И ушел, не оглянувшись.

* * *

Странно: я вовсе не удивлялся и не спрашивал себя -- за что ударили? Но был угнетен, раздавлен мыслью, что ударили именно меня -- меня, Власа, будущего художника, меня, у которого мать, братья, который видит такие интересные сны, гуляет по улицам, лежит под деревом в лесу, замирая подслушивает под окном, как у Дорозовых играют на рояле, ждет, ждет чего-то каждый день с утра и каждый вечер. Показалось, что все разом потускнело, стало маленьким; меня оттуда прогнали, вытолкнули, и это видели чужие.

Почему этого не случилось с Т.? -- горестно раздумывал я: -- Т. маленький, шепелявит, боится лошадей, часто не понимает шуток, ему это подходит. Он легче бы это перенес, а я бы рассмеялся... В сущности для него это безразлично, через дня два наверное забыл бы... А я буду помнить долго -- год, два года: это время погибло для меня, я заклейменный... Ах, скорее бы прошел год!

Теперь я должен присоединить эту обиду к прошлым, к прежним и дополнить свою "копилку обид".

Копилка эта помещалась в кухне в жестяной трубе, поперечно соединяющей плиту с печью. Печь эту в кухне никогда не топили, да и неизвестно, для чего ее клали. Жестяная труба шла высоко под потолком, была четырехугольной формы и выкрашена известкой. Посередине ее была устроена вьюшка. Так как печь не топили, до вьюшки этой никто не дотрагивался -- никто, кроме меня. Здесь я устроил свою копилку обид.

Последний раз я отворил вьюшку зимою, тогда обидела мать -- "тихо", потому что бывали и "громкие" обиды, как эта от жулика... У нас были гости, засиделись; по обыкновению, меня послали привести извозчика, а заодно купить на гривенник сушеной малины для Оли: она опять была простужена.

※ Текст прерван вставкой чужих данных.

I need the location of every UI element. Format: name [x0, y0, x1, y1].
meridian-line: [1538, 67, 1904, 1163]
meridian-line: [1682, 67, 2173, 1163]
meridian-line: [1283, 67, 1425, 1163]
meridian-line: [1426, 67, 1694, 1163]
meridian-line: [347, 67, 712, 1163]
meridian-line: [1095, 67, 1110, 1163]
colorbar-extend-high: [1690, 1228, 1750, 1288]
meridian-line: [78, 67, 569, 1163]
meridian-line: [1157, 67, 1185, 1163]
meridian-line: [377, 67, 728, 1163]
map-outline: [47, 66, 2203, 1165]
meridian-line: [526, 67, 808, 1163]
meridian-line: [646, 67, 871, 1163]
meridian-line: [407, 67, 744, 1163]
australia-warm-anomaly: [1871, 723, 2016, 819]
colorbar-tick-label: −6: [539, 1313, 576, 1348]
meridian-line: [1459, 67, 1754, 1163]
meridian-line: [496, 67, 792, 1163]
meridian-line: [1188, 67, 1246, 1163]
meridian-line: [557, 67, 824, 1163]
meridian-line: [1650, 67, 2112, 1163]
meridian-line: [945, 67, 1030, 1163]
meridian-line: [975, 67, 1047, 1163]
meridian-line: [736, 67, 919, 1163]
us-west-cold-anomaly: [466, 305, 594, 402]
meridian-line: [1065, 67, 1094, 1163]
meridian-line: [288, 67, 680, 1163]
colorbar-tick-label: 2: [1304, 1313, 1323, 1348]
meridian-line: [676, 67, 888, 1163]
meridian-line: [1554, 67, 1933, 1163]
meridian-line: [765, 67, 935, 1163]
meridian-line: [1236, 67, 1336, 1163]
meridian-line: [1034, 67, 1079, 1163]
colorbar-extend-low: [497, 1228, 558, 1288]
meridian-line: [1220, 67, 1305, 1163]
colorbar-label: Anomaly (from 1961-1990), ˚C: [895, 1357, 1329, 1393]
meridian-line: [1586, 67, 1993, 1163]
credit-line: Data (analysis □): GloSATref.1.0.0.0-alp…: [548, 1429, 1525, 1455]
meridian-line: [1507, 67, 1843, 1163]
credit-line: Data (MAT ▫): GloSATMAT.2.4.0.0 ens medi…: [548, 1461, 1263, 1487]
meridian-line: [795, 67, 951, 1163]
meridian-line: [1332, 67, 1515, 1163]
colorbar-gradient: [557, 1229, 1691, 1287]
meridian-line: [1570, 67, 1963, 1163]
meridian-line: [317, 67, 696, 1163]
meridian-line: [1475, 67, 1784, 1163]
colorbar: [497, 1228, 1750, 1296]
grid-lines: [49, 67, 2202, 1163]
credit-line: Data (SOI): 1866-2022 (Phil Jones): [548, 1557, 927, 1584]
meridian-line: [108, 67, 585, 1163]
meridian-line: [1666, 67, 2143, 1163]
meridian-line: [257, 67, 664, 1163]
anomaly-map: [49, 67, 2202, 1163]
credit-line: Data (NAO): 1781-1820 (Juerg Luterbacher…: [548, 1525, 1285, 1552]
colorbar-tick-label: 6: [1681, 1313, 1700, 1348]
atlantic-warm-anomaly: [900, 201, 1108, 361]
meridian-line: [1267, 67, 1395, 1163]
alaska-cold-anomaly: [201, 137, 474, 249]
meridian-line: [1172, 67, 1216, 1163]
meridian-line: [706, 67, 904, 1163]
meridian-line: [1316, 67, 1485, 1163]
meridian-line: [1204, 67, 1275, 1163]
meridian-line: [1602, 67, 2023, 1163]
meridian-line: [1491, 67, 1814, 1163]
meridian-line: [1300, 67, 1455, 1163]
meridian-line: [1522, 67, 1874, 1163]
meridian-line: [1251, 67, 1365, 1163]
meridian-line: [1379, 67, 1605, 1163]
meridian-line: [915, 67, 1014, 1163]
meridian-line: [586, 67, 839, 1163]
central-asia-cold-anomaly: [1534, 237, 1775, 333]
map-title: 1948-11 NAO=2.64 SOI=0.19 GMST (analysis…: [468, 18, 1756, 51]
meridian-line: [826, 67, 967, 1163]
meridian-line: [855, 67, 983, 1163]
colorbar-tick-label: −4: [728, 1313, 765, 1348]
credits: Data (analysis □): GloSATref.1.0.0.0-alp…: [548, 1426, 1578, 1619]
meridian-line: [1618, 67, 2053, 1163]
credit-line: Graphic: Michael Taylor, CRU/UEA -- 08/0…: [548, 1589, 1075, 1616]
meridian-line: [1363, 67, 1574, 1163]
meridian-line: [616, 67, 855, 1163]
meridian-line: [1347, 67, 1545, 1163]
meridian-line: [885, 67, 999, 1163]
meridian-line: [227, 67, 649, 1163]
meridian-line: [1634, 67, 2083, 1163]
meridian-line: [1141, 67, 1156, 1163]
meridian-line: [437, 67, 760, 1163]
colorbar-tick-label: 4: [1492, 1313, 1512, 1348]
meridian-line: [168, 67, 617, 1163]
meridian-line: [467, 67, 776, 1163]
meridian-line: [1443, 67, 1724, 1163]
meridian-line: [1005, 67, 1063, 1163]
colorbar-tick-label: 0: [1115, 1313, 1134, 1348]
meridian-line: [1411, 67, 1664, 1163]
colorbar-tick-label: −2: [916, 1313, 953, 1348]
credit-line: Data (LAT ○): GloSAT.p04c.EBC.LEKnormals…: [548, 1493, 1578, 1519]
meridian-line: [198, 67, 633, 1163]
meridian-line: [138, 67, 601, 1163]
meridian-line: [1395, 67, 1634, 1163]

Я бодро побежал к ратуше, обычной стоянке извозчиков. Было холодно, гривенник я сжимал в кулаке. Малину я решил купить после, вскочил в пролетку моего знакомого Чмута и стал на подножку совершенно так же, как это делает брандмейстер, отправляясь с обозом на пожар. Желая ухватится за металлическую раму козел, я протянул руку и забывшись разжал кулак. Гривенник выпал, ударился о колесо и исчез в снегу. Около десяти минут все извозчики рылись в темном холодном снегу. Меня тронула и конфузила их заботливость. Опечаленный, бледный я рассказал матери о потере и ждал сочувствия.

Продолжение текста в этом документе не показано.